Il couche dans son nouveau livre Nos pères, nos frères, nos amis. Dans la tête des hommes violents, la parole de ces hommes, la justification de leur geste – parfois si banale que cela en devient terrifiant.
Aux témoignages bruts de ces hommes, se confronte le récit des femmes victimes. Un ping-pong complexe, qui déconstruit au passage quelques idées reçues.
Les violences conjugales existent depuis toujours. Pourquoi vous y intéresser maintenant ?

Je n’avais jamais écrit une ligne sur le sujet. Quand en 2018, MeToo prend de l’ampleur, quand d’un coup toutes ces femmes crient que ce monde ne leur convient pas, je suis interpellé. J’ai interrogé ma copine, mes sœurs, ma mère… Elles avaient toutes des histoires à raconter, de l’ordre de l’agression ou de la tentative de viol. Au même moment, j’ai l’opportunité d’intégrer un groupe de parole pour hommes violents. J’allais faire entendre à la France cette phrase que j’avais l’impression ne jamais avoir entendue: “bonjour, je m’appelle Mathieu et je frappe ma femme”. Une phrase que je n’entendrai jamais ou presque.
Pourquoi enquêter du point de vue des auteurs ?
J’avais l’impression que cet angle de compréhension était manquant. Il fallait passer du temps avec ces mecs pour essayer de comprendre. Parce que pour moi c’était incompréhensible. Comment est-ce que tu peux tabasser la femme que tu aimes ? Mais si j’avais seulement été dans la tête de ces hommes, je pense que je n’aurais pas pu écrire ce livre. C’est parce que je vais de chaque côté du miroir que je parviens à équilibrer les choses, percevoir comment ça fonctionne. Parce qu’eux disent “je n’ai rien fait, c’est une menteuse”.
Vous aviez une vision biaisée de ces hommes violents ?

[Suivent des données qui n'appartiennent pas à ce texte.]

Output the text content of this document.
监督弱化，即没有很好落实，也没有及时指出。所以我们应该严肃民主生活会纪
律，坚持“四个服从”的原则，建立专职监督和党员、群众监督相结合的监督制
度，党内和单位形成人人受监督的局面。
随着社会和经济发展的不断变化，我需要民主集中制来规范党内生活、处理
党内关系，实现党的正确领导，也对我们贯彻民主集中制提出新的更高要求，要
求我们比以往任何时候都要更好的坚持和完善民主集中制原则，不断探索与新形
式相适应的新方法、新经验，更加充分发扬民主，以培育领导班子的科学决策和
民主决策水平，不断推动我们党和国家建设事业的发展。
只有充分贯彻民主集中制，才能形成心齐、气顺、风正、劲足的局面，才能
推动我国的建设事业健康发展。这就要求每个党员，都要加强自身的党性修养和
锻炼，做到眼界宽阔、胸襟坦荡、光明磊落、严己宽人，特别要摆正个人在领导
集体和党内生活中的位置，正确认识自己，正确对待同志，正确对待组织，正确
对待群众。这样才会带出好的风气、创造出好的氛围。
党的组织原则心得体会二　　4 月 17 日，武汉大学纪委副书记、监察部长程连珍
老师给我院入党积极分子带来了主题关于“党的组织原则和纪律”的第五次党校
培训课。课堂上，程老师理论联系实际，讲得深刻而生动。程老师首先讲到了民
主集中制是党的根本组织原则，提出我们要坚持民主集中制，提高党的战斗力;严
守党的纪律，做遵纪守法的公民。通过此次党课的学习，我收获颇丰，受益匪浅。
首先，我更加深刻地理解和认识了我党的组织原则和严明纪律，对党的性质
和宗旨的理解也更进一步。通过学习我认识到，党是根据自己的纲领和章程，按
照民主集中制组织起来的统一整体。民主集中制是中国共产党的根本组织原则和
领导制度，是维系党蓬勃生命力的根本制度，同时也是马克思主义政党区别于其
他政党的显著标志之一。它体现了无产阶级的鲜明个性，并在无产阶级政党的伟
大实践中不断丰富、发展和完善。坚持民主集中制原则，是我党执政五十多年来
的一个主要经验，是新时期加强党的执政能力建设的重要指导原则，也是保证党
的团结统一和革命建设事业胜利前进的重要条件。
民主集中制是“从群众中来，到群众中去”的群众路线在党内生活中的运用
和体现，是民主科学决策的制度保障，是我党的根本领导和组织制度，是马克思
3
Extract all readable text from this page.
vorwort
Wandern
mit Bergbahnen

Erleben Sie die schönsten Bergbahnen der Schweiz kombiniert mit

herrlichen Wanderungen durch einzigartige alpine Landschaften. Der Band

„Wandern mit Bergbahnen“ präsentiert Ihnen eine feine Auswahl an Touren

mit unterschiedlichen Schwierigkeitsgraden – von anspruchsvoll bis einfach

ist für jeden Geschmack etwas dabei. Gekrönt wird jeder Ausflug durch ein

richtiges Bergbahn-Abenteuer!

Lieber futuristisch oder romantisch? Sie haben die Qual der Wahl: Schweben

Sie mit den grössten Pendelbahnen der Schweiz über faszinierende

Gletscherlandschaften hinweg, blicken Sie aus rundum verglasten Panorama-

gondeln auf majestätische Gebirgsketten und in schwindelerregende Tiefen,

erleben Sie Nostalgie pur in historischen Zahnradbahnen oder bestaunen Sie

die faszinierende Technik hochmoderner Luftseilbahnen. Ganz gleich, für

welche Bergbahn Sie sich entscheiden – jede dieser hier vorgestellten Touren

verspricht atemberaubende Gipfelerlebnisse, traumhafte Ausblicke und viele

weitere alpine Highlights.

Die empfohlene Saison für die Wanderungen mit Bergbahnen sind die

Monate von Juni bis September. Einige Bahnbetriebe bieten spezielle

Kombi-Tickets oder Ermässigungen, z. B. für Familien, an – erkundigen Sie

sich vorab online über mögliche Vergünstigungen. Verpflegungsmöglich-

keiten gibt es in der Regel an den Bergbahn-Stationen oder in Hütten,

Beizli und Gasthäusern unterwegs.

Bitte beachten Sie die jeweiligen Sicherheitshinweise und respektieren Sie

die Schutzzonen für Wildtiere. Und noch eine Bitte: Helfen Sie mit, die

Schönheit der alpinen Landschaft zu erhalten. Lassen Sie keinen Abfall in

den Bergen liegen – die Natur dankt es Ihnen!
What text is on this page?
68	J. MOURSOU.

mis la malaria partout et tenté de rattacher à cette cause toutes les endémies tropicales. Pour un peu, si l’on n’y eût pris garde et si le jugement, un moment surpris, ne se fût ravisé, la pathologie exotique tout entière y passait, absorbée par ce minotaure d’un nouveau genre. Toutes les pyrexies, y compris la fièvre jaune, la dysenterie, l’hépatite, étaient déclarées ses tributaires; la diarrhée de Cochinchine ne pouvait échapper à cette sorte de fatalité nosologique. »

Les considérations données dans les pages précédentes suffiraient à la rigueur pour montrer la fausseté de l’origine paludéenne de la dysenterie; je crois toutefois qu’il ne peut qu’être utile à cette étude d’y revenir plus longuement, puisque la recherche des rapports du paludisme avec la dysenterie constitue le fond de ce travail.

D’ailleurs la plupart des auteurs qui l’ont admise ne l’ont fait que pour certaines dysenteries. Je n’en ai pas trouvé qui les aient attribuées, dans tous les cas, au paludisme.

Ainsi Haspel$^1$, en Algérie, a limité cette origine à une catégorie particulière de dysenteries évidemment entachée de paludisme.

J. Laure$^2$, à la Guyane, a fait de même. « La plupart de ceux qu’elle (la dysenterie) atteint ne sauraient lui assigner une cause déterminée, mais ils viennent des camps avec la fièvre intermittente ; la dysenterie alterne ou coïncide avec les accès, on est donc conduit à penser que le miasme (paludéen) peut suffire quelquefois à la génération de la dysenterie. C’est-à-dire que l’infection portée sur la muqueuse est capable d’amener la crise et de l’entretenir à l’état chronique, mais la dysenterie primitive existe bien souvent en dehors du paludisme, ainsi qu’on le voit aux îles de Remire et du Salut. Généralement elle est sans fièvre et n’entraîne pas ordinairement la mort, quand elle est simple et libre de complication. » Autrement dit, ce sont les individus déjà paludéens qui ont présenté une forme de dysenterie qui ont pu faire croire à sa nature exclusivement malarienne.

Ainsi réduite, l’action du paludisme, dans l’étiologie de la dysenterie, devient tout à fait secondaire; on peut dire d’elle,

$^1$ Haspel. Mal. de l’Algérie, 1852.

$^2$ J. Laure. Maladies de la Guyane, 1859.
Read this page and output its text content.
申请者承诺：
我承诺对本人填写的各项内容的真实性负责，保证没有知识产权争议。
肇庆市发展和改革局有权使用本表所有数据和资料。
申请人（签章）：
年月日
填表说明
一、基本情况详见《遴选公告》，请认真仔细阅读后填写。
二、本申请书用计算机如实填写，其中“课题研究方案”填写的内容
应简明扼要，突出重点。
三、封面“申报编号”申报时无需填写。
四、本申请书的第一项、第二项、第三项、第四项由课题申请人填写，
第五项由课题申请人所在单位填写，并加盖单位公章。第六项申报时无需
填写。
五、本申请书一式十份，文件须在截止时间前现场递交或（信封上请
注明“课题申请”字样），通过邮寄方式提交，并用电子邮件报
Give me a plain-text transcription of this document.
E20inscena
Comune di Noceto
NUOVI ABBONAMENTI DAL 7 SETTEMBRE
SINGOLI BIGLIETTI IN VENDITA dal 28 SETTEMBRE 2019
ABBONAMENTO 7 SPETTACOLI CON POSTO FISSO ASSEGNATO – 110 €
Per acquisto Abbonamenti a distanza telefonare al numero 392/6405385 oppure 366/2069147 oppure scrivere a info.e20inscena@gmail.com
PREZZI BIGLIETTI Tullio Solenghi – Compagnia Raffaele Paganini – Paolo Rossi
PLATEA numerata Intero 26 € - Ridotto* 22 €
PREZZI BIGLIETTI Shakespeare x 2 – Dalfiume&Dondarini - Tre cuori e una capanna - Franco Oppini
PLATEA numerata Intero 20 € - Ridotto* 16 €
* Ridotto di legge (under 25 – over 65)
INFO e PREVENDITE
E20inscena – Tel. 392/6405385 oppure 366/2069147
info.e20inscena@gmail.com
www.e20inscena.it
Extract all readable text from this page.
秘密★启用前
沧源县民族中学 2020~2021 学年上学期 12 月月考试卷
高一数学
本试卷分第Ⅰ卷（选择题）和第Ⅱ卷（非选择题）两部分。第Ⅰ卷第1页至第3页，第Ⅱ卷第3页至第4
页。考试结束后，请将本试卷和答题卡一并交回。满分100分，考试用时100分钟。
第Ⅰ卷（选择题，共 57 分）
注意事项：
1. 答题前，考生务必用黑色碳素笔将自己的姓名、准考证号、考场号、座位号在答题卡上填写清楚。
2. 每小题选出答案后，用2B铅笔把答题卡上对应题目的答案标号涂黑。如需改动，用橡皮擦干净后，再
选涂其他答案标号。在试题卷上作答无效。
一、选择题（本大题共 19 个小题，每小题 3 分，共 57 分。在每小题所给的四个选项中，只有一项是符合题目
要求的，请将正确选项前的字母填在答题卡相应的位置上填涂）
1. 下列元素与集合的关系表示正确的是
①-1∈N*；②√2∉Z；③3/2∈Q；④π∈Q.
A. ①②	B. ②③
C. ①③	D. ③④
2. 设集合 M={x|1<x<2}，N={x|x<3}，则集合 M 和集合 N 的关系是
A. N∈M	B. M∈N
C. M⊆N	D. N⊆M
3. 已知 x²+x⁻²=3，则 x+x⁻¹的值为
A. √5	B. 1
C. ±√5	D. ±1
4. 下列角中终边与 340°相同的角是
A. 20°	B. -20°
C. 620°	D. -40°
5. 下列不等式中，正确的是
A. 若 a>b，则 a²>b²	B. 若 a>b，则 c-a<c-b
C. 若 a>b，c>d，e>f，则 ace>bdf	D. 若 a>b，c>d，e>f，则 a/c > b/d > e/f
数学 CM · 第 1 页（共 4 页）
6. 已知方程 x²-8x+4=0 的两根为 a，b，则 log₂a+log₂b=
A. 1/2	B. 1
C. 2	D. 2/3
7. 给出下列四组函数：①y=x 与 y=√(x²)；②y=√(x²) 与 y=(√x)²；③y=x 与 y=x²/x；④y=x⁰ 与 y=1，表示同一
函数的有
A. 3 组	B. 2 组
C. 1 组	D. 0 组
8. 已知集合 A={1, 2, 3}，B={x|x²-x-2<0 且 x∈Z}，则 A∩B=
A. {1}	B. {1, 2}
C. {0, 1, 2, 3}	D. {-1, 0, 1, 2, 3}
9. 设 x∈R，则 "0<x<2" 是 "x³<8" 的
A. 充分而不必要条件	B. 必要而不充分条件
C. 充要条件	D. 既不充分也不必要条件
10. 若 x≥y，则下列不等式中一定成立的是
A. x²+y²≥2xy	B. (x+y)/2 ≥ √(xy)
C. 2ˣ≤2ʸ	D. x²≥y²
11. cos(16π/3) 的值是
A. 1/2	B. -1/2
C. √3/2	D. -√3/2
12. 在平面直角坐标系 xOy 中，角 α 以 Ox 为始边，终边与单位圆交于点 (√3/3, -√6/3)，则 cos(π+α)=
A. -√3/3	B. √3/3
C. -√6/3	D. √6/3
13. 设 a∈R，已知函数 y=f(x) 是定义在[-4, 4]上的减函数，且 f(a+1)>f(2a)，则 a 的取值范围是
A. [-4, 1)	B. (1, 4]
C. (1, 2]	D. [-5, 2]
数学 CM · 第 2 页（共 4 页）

J’avais une vision complètement stéréotypée: des hommes qui ne me ressemblent pas, moins éduqués, moins intelligents, qui frappent leurs femmes parce qu’ils en ont envie. J’avais cette idée fausse de mecs qui pètent les plombs, poussés à bout. En fait, il ne s’agissait pas de savoir ce qui avait déclenché l’acte de violence. La violence était là, depuis longtemps.
Au fil des rencontres, vous vous apercevez que ces hommes, au fond, nous-vous ressemblent.
Il ne faut pas rester sur une vision manichéenne de l’auteur de violences qui est forcément un débile profond, méchant tout le temps. C’est aussi un mec qui nous ressemble, qu’on aime, qui fait partie de nos familles, très inséré dans la société, qui est membre d’un club sportif, qui peut être avocat, banquier, sympa, drôle, ET violent…
Ce ne sont pas des farfelus qui vivent dans la forêt, en attendant que quelqu’un passe devant leur terrier. Et c’est là toute la complexité.
Mais s’ils sont violents, c’est de la faute des femmes à les entendre.
Il y a un déni important. Et c’est lié à une évolution de la société. À une époque pas si lointaine, il était possible de dire: “c’est vrai, j’ai frappé ma femme et elle le méritait”. Aujourd’hui, ils n’en sont plus capables car il y a une honte sociale, parce que la norme a bougé. Le rapport de domination masculine est le cœur du livre. Pourquoi n’ai-je plus le droit de dominer ma femme ?
MeToo est passé par là ?
Oui. Il y a un mouvement de backlash inévitable à toute avancée, qui renforce les arguments de ces hommes: les femmes ont désormais le pouvoir. Mais cela renforce aussi leur honte par rapport à ce qu’ils ont fait. Et ce, parce que de plus en plus de femmes portent plainte, que les comportements sexistes des policiers dans la prise en charge des victimes sont décriés, etc.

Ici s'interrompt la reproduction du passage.